Agora anotava em espasmos: “Nosso risco eh a prisão” ... “Acordo Leniência CGU?” — sim, era preciso cogitar. E ver com advogados: “Risco Swiss? E EUA?” Porém, ainda mais urgente, era a conversa com o mineiro, governador, com quem previa logo se encontrar. Registrou:

“FP: — Ela cai eu caio; — Dar a dimensao”.

Essas notas na memória de um telefone celular são de Marcelo Odebrecht (“MO”), ex-presidente da empreiteira homônima, e orientam a investigação judicial. Ele está preso há oito meses. “Vaca” é João Vaccari Neto, ex-tesoureiro do PT, preso em 15 de abril do ano passado. “RA” e “MF” são Rogério Araújo e Marcio Faria, ex-assessores de Marcelo na Odebrecht e seus companheiros de cela por quatro meses — foram soltos em outubro. “FP” é Fernando Pimentel, governador de Minas Gerais, segundo a polícia. “Ela” não teve a identidade sugerida no inquérito.

Os riscos sobre as contas na Suíça, temidos por ele, se tornaram fatos nas cortes de Curitiba, Brasília e Berna.

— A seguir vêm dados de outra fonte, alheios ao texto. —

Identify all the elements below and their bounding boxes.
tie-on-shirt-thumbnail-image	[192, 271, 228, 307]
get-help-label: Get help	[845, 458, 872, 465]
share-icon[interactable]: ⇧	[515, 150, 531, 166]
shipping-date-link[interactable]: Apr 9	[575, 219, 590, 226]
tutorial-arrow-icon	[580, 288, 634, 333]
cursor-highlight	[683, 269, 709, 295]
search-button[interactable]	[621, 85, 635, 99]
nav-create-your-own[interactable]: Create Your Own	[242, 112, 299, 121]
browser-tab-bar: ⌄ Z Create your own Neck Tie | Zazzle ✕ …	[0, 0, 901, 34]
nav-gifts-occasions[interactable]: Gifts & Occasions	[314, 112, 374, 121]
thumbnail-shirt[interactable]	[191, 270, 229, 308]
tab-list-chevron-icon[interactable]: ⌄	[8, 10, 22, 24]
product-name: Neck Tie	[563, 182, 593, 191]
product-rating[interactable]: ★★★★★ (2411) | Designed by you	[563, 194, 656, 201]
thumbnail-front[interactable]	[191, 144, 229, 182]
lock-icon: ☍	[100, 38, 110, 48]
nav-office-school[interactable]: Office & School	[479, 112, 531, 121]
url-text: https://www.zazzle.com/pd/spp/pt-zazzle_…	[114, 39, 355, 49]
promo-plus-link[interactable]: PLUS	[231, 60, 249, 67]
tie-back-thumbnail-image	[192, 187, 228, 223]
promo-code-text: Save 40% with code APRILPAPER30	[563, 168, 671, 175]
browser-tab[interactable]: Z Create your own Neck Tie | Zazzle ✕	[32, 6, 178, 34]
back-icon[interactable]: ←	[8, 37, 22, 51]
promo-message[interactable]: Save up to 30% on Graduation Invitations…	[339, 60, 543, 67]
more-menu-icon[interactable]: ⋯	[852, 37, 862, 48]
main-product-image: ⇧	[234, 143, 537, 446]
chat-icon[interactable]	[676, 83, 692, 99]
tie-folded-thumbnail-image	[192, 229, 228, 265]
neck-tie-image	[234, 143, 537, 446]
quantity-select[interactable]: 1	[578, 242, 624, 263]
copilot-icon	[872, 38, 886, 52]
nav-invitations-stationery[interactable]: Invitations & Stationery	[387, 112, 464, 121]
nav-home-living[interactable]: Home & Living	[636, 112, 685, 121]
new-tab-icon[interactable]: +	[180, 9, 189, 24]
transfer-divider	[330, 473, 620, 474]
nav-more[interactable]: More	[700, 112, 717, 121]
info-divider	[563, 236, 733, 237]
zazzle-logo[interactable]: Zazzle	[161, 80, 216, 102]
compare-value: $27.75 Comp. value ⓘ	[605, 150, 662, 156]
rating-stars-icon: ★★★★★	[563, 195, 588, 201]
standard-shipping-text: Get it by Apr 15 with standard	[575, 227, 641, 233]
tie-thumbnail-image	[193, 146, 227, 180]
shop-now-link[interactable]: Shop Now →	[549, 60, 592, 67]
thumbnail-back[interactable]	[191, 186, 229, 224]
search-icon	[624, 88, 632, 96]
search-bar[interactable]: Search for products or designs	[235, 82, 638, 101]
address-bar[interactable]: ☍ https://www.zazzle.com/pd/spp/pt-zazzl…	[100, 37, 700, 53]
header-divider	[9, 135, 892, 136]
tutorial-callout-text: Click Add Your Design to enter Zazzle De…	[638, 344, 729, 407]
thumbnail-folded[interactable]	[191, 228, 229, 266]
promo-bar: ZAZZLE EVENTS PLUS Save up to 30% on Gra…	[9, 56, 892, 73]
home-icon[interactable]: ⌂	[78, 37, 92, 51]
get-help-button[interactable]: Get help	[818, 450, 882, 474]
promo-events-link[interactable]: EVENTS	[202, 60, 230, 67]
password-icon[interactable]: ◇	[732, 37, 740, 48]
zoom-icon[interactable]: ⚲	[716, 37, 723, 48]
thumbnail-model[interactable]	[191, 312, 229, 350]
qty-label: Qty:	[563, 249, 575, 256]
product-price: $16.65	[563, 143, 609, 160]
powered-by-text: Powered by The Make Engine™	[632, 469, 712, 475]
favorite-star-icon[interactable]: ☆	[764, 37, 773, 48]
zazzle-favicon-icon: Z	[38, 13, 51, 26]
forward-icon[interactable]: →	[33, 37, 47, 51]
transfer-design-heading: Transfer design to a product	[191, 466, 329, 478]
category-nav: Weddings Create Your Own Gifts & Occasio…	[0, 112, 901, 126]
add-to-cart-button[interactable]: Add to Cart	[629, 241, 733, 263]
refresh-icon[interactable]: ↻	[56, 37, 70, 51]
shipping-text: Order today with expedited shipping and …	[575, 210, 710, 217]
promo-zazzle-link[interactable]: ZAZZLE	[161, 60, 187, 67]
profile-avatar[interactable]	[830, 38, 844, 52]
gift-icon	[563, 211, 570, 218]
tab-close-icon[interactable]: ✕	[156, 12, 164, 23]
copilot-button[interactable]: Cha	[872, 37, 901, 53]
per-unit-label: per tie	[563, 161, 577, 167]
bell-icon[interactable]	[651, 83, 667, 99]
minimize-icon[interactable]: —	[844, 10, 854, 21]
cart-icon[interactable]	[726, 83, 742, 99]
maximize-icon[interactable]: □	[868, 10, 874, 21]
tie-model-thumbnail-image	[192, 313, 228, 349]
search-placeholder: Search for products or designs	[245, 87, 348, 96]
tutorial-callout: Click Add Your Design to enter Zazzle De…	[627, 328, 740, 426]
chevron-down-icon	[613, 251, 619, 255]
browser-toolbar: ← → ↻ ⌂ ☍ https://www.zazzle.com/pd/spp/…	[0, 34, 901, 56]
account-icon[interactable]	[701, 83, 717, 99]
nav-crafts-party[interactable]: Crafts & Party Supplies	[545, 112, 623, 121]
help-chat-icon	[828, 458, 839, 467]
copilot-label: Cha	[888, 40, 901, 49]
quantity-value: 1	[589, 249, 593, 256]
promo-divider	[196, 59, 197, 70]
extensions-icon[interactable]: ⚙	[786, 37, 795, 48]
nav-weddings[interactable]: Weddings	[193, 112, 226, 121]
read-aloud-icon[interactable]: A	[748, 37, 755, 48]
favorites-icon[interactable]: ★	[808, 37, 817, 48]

Ontem surgiu uma novidade: o Ministério Público Federal anunciou a ativa cooperação judiciária do Departamento de Justiça dos Estados Unidos na investigação sobre lavagem de dinheiro em que a Odebrecht é personagem central, com transferências a partir de bancos em Nova York. Na prática, significa a abertura de processo contra a empresa nos EUA, onde a Petrobras já se defende em tribunais.